The first time I attempted college, about five years ago, within the first two weeks of my first class, my eating disorder behaviors increased dramatically out of fear of the dreaded Freshman 15. Every time I went to the student gym, I became more aware of the seemingly perfect bodies around me. Before I knew it, I developed a belief that in order to fit in and be noticed I needed to be bikini ready at all times.

As a result of my internalized weight stigma I developed a strict routine and many of my friends began asking me for tips or would compete with me on the treadmill. Rather than focusing on my schoolwork, I became engulfed in this world of weight loss. Maybe I was hanging out with the wrong crowd because sadly, this way of living became the norm and the girls who did embrace their changing bodies weren’t given the time of day. Looking back now, I can see those girls were not heavy at all – they were healthy and we were biased.

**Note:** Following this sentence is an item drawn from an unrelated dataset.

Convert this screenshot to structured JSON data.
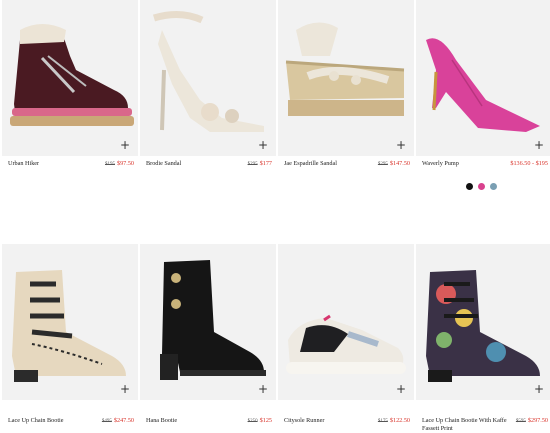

After three semesters of college, unfortunately, I failed out because I became so caught up in this eating disorder world. My need to fit in and avoid the bodily changes that take place after high school was much more important than my need to chase my dreams.

Five years, an eight month stay in treatment, and a much healthier mind set later, I can proudly say I am back in school and doing my best to separate myself from the stigma surrounding the Freshman 15 on a college campus. Our college years should be about self-discovery and chasing dreams rather than counting calories in order to feel accepted.

The beautiful thing about my college experience the second time around is, I now have the ability to embrace my body and love it for what it is – body acceptance. I can now recognize the many different shapes and sizes around me as equally beautiful. Sadly, there will always be a group of people on campus who will attempt to make us believe the Freshman 15 is the end of the world; but the truth is, it’s the exact opposite.

By finally allowing my body to make the natural changes it has needed to during my early twenties, I have allowed myself to see the world much more clearly. By letting my body figure out what weight it naturally wants to settle at, I can focus on my education, making friends, and enjoying the experience instead of trying to fit someone else’s weight ideals.

This time around I have chosen love, silliness, laughter, and self-acceptance over fear of the Freshman 15 regardless of the endless weight gain stigma on a college campus. What will you choose?